Requires-Dist: google-genai (>=1.3.0,<2.0.0)
Requires-Dist: loguru (>=0.7.3,<0.8.0)
Requires-Dist: openai (>=1.65.2,<2.0.0)
Requires-Dist: pillow (>=11.1.0,<12.0.0)
Requires-Dist: pymupdf (>=1.25.3,<2.0.0)
Requires-Dist: python-dotenv (>=1.0.1,<2.0.0)
Project-URL: Repository, https://github.com/Aitomatic/ai-vision-capture
Description-Content-Type: text/markdown

# AI Vision Capture

A powerful Python library for extracting and analyzing content from PDF documents using Vision Language Models (VLMs).

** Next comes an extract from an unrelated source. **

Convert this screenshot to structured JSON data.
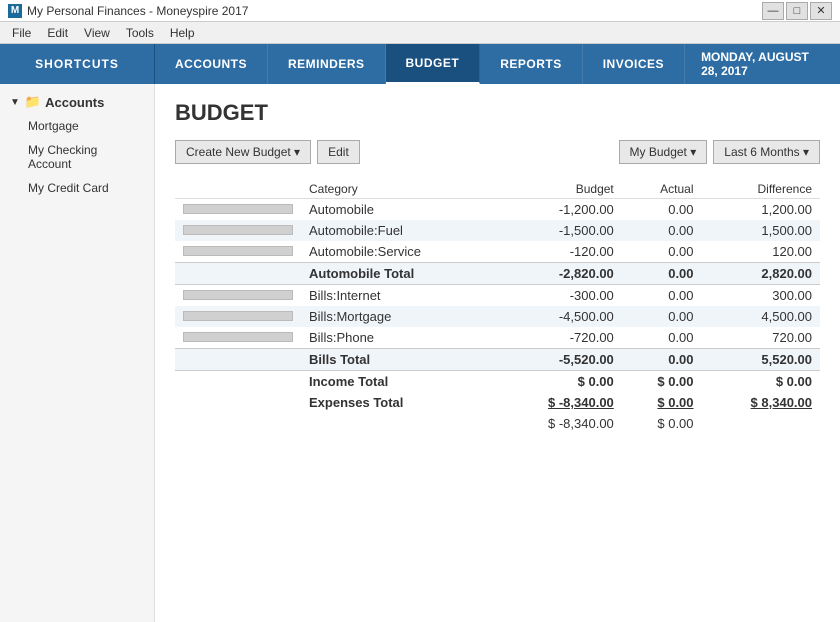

This library provides a flexible and efficient way to process documents with support for multiple VLM providers including OpenAI, Anthropic Claude, Google Gemini, and Azure OpenAI.

## Features

- 🔍 **Multi-Provider Support**: Compatible with major VLM providers (OpenAI, Claude, Gemini, Azure, OpenSource models)
- 📄 **PDF Processing**: Efficient PDF to image conversion with configurable DPI
- 🚀 **Async Processing**: Asynchronous processing with configurable concurrency
- 💾 **Two-Layer Caching**: Local file system and cloud caching for improved performance
- 🔄 **Batch Processing**: Process multiple PDFs in parallel
- 📝 **Text Extraction**: Enhanced accuracy through combined OCR and VLM processing
- 🎨 **Image Quality Control**: Configurable image quality settings
- 📊 **Structured Output**: Well-organized JSON and Markdown output


## Quick Start

```python
from vision_capture import VisionParser

# Initialize parser
parser = VisionParser()

# Process a single PDF
result = parser.process_pdf("path/to/your/document.pdf")

# Process a folder of PDFs asynchronously
async def process_folder():
    results = await parser.process_folder_async("path/to/folder")
    return results
```

## Configuration

The library can be configured through environment variables:

```env
# Vision Model Selection
USE_VISION=openai  # Options: openai, claude, gemini, azure-openai

# API Keys
OPENAI_API_KEY=your_key
ANTHROPIC_API_KEY=your_key
GEMINI_API_KEY=your_key
AZURE_OPENAI_API_KEY=your_key

# Cache Settings
DXA_DATA_BUCKET=your_s3_bucket_name

# Performance Settings
MAX_CONCURRENT_TASKS=5
VISION_PARSER_DPI=333
```

## Output Format

The library produces structured output in both JSON and Markdown formats:

```json
{
  "file_object": {
    "file_name": "example.pdf",
    "file_hash": "sha256_hash",
    "total_pages": 10,
    "total_words": 5000,
    "pages": [
      {
        "page_number": 1,
        "page_content": "extracted content",
        "page_hash": "sha256_hash"
      }
    ]
  }
}
```

## Advanced Usage

```python
from vision_capture import VisionParser, GeminiVisionModel

# Configure Gemini vision model with custom settings
vision_model = GeminiVisionModel(
    model="gemini-pro-vision",
    api_key="your_gemini_api_key"
)

# Initialize parser with custom configuration
parser = VisionParser(
    vision_model=vision_model,
    dpi=400,
    image_quality="high",
    prompt="""
    Please analyze this technical document and extract:
    1. Equipment specifications and model numbers
    2. Operating parameters and limits
    3. Maintenance requirements
    4. Safety protocols
    5. Quality control metrics
    """
)

# Process PDF with custom settings
result = parser.process_pdf(
    pdf_path="path/to/document.pdf",
    cache_enabled=True
)
```

## Contributing

1. Fork the repository
2. Create your feature branch (`git checkout -b feature/amazing-feature`)
3. Commit your changes (`git commit -m 'feat: add amazing feature'`)
4. Push to the branch (`git push origin feature/amazing-feature`)
5. Open a Pull Request

For detailed guidelines, see our [Contributing Guide](CONTRIBUTING.md).

## License

Copyright 2024 Aitomatic, Inc.

Licensed under the Apache License, Version 2.0. See [LICENSE](LICENSE) for details.